Communication, Networking, Signal and Image Processing (CS)
Question 1: Probability and Random Processes
January 2006
2 (33 points)
Suppose that $ \mathbf{X} $ and $ \mathbf{N} $ are two jointly distributed random variables, with $ \mathbf{X} $ being a continuous random variable that is uniformly distributed on the interval $ \left(0,1\right) $ and $ \mathbf{N} $ being a discrete random variable taking on values $ 0,1,2,\cdots $ and having conditional probability mass function $ p_{\mathbf{N}}\left(n|\left\{ \mathbf{X}=x\right\} \right)=x^{n}\left(1-x\right),\quad n=0,1,2,\cdots $ .
(a)
Find the probability that \mathbf{N}=n .
$ f_{\mathbf{X}}\left(x\right)=\left\{ \begin{array}{lll} 1 & & ,0\leq x\leq1\\ 0 & & ,\text{otherwise.} \end{array}\right. $
$ P\left(\left\{ \mathbf{N}=n\right\} \right)=\int_{-\infty}^{\infty}p_{\mathbf{N}}\left(n|\left\{ \mathbf{X}=x\right\} \right)f_{\mathbf{X}}\left(x\right)dx=\int_{0}^{1}x^{n}\left(1-x\right)dx $
$ =\frac{1}{n+1}x^{n+1}-\frac{1}{n+2}x^{n+2}\Bigl|_{0}^{1}=\frac{1}{n+1}-\frac{1}{n+2}=\frac{1}{\left(n+1\right)\left(n+2\right)}. $
(b)
Find the conditional density of $ \mathbf{X} $ given $ \left\{ \mathbf{N}=n\right\} $ .
By using Bayes' theorem,
$ f_{\mathbf{X}}\left(x|\left\{ \mathbf{N}=n\right\} \right)=\frac{p_{\mathbf{N}}\left(n|\left\{ \mathbf{X}=x\right\} \right)f_{\mathbf{X}}\left(x\right)}{p_{\mathbf{N}}\left(n\right)}=\left\{ \begin{array}{lll} \left(n+1\right)\left(n+2\right)x^{n}\left(1-x\right) & & ,0\leq x\leq1\\ 0 & & ,\text{otherwise.} \end{array}\right. $
(c)
Find the minimum mean-square error estimator of $ \mathbf{X} $ given $ \left\{ \mathbf{N}=n\right\} $ .

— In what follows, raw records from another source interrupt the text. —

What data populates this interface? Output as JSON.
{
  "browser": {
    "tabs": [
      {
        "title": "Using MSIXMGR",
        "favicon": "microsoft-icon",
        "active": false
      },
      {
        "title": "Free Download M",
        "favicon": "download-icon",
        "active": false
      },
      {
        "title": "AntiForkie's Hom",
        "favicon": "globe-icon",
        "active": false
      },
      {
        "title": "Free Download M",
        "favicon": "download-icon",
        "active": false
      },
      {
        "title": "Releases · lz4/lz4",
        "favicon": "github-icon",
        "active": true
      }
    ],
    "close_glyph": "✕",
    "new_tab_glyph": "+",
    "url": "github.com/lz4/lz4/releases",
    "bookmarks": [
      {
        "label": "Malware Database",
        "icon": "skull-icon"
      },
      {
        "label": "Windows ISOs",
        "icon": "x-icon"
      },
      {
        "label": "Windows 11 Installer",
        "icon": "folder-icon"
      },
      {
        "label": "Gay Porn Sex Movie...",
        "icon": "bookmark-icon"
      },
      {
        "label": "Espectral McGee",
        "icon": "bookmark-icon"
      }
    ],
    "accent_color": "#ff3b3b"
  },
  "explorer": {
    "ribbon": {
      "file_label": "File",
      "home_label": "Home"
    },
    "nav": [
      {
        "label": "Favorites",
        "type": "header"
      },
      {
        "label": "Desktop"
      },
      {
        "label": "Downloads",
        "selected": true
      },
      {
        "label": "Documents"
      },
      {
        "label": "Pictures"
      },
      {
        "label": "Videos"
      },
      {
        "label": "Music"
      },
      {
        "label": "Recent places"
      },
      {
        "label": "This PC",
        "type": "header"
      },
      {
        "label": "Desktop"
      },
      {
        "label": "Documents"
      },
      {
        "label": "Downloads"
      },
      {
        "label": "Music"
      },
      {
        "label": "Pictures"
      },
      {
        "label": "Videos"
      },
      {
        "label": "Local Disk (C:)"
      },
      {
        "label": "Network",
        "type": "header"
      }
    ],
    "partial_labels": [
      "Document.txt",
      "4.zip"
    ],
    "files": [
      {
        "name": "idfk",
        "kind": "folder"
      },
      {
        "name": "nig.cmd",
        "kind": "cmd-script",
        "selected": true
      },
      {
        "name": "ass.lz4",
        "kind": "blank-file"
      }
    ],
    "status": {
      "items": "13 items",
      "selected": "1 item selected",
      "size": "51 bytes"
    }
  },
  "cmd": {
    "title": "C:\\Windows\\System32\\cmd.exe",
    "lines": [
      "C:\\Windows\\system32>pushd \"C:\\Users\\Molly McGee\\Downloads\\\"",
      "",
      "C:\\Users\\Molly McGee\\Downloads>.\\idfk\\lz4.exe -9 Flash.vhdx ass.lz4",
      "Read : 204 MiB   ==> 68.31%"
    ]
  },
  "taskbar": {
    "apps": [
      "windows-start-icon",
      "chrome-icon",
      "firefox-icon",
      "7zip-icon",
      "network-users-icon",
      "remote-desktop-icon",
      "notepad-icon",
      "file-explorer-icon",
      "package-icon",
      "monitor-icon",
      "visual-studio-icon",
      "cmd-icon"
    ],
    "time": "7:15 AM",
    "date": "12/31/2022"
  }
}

$ MMSE=E\left[\mathbf{X}|\left\{ \mathbf{N}=n\right\} \right]=\int_{-\infty}^{\infty}x\cdot f_{\mathbf{X}}\left(x|\left\{ \mathbf{N}=n\right\} \right)dx=\int_{0}^{1}\left(n+1\right)\left(n+2\right)x^{n+1}\left(1-x\right)dx $$ =\left(n+1\right)\left(n+2\right)\left(\frac{1}{n+2}x^{n+2}-\frac{1}{n+3}x^{n+3}\right)\biggl|_{0}^{1}=\left(n+1\right)\left(n+2\right)\left(\frac{1}{n+2}-\frac{1}{n+3}\right) $$ =\frac{\left(n+1\right)\left(n+2\right)}{\left(n+2\right)\left(n+3\right)}=\frac{n+1}{n+3}. $